AI Article Synopsis

  • This study investigated how abdominal wall thickness (AWT) and its composition affect the reliability of liver stiffness (LS) measurements in patients with chronic liver disease using 2-D shear wave elastography (2-D-SWE).
  • Of the 1291 patients analyzed, 386 (about 30%) had unreliable LS measurements, particularly those in the higher AWT and non-muscular layer thickness (NMT) groups.
  • Findings indicate that increased AWT and high ratios of NMT to AWT correlate with less confidence in LS measurements, suggesting that these factors may impact diagnostic accuracy.

Article Abstract

This study was conducted to define the effect of abdominal wall thickness (AWT) and its composition on the level of confidence in liver stiffness (LS) measurements obtained with 2-D shear wave elastography (2-D-SWE) in patients with chronic liver disease.
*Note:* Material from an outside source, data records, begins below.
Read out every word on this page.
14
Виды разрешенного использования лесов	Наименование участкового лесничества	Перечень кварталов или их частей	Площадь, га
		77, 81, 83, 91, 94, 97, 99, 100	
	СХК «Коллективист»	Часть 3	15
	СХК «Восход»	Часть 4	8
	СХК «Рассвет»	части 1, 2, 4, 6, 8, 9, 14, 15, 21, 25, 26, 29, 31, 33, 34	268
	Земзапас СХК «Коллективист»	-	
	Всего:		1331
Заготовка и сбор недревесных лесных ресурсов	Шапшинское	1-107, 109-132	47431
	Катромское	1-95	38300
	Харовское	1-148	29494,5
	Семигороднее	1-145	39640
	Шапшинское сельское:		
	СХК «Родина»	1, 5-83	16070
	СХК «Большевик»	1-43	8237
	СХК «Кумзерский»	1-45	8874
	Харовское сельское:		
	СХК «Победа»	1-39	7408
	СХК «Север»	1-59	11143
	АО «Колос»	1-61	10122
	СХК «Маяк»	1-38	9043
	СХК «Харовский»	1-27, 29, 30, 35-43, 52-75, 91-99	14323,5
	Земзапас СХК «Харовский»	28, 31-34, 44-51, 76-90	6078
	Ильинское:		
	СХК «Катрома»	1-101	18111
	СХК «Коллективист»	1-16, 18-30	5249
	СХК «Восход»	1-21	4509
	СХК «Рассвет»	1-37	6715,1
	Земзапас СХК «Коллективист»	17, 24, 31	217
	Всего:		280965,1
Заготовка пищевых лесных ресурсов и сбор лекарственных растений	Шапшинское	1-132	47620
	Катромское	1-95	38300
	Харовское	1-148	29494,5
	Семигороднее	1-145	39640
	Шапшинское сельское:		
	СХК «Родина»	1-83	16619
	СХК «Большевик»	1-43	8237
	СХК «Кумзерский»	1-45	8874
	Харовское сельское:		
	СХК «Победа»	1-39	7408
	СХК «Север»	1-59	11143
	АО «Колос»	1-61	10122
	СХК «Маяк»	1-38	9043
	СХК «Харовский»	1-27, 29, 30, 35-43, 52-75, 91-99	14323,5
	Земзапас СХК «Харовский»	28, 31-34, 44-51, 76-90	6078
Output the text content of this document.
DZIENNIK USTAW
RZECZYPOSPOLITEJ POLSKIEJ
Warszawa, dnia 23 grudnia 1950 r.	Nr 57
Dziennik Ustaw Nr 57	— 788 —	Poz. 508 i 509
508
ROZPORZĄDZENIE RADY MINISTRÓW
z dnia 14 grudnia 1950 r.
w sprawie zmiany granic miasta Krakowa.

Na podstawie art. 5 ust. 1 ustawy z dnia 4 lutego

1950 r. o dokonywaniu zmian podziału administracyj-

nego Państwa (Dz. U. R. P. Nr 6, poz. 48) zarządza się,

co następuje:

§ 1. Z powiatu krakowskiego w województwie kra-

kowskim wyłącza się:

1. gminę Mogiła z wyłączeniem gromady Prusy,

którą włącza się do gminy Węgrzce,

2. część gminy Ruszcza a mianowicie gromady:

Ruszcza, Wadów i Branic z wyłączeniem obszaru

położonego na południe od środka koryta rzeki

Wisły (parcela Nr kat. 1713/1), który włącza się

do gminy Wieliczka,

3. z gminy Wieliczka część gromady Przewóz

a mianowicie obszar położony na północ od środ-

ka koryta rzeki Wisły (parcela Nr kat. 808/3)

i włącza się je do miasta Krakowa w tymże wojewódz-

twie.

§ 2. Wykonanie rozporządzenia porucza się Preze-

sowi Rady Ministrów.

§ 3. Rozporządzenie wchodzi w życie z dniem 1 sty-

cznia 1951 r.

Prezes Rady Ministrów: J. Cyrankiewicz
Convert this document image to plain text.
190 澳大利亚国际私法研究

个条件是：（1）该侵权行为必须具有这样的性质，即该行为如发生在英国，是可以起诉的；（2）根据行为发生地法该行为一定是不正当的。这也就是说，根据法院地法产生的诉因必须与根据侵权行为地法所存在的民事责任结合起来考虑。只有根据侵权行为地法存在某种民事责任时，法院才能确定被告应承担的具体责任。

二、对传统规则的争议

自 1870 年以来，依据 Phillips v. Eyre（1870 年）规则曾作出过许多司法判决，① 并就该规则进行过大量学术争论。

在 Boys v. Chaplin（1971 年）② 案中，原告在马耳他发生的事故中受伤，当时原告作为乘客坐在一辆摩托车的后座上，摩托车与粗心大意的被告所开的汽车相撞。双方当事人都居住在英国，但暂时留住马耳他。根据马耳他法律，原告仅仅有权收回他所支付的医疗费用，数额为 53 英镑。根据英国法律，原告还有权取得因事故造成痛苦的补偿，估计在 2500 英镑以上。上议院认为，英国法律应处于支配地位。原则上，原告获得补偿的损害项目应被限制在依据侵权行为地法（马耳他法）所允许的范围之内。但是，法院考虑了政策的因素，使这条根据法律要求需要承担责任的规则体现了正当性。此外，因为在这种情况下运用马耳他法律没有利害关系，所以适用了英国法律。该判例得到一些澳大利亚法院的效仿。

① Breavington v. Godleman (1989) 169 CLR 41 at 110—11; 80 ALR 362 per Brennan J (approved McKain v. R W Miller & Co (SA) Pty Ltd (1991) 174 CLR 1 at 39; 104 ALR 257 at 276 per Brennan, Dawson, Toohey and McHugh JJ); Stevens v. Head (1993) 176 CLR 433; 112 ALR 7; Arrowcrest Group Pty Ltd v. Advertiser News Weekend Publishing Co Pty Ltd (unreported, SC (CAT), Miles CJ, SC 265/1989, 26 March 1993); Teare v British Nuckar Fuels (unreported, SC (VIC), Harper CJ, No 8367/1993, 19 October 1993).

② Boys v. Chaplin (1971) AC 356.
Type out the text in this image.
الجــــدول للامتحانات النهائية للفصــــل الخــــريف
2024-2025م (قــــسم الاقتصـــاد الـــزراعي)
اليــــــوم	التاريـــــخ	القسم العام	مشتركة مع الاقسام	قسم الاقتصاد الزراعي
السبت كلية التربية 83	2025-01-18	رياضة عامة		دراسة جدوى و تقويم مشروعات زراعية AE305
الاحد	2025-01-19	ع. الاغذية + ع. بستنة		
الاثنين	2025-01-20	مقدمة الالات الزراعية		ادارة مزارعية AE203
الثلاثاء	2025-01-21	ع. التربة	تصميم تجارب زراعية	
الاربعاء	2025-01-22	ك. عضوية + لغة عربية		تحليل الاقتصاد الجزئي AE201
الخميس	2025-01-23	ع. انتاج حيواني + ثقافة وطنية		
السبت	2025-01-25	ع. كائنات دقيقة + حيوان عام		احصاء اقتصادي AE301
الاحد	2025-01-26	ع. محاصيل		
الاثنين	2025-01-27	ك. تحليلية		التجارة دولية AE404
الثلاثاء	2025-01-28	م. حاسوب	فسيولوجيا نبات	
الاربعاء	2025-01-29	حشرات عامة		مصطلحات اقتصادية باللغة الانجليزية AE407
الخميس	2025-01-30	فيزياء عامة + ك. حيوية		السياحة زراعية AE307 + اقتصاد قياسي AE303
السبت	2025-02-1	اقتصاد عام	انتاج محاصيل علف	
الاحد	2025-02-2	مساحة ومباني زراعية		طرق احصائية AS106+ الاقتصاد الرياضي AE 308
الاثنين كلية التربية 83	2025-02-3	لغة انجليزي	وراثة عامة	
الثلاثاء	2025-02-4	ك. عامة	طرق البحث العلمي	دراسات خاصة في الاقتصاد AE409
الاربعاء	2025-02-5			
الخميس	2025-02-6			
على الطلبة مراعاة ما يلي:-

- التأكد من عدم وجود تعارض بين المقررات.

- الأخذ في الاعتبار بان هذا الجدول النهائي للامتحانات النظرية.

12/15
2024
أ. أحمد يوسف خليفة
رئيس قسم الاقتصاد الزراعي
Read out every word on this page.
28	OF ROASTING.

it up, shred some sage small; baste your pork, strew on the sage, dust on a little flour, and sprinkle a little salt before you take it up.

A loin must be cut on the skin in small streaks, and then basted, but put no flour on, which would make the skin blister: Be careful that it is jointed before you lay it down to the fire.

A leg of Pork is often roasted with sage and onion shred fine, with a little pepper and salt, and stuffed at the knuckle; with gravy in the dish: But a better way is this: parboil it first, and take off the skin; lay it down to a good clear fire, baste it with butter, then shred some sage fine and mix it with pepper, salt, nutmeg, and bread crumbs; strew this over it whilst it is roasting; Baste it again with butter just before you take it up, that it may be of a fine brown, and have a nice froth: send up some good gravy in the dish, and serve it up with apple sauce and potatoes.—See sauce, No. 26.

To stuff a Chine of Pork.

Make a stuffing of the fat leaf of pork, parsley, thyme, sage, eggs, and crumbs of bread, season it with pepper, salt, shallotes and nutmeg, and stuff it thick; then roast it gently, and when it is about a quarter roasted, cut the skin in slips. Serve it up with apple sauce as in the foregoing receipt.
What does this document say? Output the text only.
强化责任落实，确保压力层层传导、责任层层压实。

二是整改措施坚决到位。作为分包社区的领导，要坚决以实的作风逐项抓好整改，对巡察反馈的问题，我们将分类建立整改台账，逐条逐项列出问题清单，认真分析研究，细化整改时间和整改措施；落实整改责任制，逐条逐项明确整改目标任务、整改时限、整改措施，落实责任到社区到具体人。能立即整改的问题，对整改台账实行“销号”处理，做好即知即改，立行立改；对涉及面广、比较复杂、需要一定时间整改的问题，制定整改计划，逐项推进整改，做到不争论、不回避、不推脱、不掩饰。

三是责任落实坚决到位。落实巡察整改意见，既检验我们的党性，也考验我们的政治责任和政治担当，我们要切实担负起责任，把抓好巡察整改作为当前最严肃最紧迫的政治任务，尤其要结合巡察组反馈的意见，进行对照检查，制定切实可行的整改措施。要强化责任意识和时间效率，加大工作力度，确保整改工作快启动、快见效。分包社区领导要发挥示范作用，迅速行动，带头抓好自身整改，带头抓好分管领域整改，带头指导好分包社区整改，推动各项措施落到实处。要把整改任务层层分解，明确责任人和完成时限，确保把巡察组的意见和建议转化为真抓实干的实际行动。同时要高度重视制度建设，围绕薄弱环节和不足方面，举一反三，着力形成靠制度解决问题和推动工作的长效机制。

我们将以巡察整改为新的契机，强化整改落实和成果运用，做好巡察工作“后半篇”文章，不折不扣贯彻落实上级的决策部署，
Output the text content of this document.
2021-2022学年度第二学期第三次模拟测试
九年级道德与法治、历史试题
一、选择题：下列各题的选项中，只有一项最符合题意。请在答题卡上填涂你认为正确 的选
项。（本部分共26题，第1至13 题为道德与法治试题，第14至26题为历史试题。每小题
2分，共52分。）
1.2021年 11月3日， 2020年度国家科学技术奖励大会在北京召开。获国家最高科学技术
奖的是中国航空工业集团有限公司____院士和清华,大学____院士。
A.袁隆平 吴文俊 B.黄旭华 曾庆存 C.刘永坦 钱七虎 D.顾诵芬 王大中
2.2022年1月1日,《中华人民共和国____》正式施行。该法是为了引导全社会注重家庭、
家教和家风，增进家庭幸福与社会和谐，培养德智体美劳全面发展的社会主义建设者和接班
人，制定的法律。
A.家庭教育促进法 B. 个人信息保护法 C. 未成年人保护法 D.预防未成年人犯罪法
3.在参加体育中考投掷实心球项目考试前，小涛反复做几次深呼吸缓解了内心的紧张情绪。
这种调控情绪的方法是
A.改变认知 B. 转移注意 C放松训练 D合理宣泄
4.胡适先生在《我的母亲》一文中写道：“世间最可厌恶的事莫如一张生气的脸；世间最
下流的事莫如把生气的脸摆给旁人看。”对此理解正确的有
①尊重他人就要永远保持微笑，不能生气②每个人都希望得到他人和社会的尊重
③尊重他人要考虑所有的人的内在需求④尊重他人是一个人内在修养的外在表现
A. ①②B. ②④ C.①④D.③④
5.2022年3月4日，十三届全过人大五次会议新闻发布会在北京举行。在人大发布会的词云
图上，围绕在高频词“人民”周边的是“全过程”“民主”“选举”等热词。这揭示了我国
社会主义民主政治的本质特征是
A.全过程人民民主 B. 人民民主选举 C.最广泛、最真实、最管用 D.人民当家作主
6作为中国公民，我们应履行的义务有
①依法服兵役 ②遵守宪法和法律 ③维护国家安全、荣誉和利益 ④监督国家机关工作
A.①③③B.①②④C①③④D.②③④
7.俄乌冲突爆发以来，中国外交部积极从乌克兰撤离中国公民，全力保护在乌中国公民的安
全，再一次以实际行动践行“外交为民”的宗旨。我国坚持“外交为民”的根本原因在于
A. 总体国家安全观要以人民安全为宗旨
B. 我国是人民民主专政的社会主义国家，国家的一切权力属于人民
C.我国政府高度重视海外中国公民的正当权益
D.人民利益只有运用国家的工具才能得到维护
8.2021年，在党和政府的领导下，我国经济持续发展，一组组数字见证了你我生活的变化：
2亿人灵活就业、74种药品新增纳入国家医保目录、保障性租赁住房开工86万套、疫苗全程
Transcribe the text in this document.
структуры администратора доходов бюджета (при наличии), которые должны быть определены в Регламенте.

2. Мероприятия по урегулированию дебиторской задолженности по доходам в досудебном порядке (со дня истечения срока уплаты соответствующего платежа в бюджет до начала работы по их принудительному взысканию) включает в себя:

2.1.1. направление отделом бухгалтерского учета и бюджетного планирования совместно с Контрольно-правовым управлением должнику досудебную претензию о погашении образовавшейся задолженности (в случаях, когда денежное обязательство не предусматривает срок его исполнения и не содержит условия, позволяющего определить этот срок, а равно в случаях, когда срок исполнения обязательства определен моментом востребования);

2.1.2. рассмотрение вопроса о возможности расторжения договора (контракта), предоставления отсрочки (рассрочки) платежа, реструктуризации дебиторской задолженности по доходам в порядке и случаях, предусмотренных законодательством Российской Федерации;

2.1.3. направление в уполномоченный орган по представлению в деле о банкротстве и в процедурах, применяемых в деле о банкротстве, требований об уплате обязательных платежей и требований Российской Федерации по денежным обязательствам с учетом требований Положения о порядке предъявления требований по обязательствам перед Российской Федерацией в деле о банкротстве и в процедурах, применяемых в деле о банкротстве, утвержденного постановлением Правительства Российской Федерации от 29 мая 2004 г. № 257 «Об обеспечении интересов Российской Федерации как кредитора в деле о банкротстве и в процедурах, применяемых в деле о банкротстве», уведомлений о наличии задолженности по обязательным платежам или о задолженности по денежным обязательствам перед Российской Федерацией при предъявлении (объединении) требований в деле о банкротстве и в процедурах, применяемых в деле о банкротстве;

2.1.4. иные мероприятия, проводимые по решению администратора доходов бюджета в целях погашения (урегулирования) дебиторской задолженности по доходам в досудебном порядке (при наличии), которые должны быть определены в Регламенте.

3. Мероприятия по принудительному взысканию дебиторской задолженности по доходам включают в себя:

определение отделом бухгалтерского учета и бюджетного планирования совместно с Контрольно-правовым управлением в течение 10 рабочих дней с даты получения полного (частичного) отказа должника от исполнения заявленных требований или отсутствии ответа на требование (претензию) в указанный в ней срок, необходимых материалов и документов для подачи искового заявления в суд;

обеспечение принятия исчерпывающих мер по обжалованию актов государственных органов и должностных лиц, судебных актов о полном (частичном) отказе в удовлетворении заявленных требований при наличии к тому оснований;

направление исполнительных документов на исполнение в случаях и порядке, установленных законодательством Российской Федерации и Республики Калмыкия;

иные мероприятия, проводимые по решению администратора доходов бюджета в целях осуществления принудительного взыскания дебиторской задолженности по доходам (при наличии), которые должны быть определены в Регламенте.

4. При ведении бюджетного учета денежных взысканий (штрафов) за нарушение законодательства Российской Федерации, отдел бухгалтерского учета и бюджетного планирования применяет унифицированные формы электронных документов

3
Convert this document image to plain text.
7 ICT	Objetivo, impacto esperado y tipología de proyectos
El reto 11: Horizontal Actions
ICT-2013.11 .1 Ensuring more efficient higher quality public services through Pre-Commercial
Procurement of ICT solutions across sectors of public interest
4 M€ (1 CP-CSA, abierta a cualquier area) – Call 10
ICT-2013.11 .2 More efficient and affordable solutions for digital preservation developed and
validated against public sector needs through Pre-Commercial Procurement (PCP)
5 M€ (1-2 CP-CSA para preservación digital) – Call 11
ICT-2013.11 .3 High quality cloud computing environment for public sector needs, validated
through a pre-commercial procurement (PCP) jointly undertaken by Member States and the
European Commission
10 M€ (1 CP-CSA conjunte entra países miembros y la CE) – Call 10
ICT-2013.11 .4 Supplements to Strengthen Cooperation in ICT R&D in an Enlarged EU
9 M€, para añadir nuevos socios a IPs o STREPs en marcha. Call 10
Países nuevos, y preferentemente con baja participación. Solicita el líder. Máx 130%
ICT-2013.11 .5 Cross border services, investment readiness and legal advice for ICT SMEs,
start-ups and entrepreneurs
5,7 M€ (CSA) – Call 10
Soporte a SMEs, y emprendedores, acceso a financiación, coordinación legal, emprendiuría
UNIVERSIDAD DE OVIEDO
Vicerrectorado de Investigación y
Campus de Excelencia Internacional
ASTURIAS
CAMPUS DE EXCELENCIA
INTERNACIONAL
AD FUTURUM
In this retrospective study, a total of 1291 patients who underwent LS measurement by 2-D-SWE were enrolled. The abdominal wall was divided into three layers: layer 1 extended from the skin to the subcutaneous fat layer; layer 2 was the muscle layer; and layer 3 extended from the peritoneum to the liver capsule (including the omental fat layer, if present). We regarded the sums of layers 1-3 and layers 1 and 3 as the AWT and non-muscular layer thickness (NMT). Age/sex/body mass index-adjusted multivariate logistic regression analysis was performed to identify factors influencing the level of confidence of LS measurements. Three hundred eighty-six patients (29.9%) were classified in the unreliable LS group (standard deviation/median LS > 0.1). The fourth quartile of AWT and third and fourth quartiles of NMT/AWT were significantly associated with unreliable LS values (odds ratios = 2.103, 1.753 and 1.695, respectively). In conclusion, high AWT and NMT/AWT ratios reduce the confidence in LS measurements obtained with 2-D-SWE.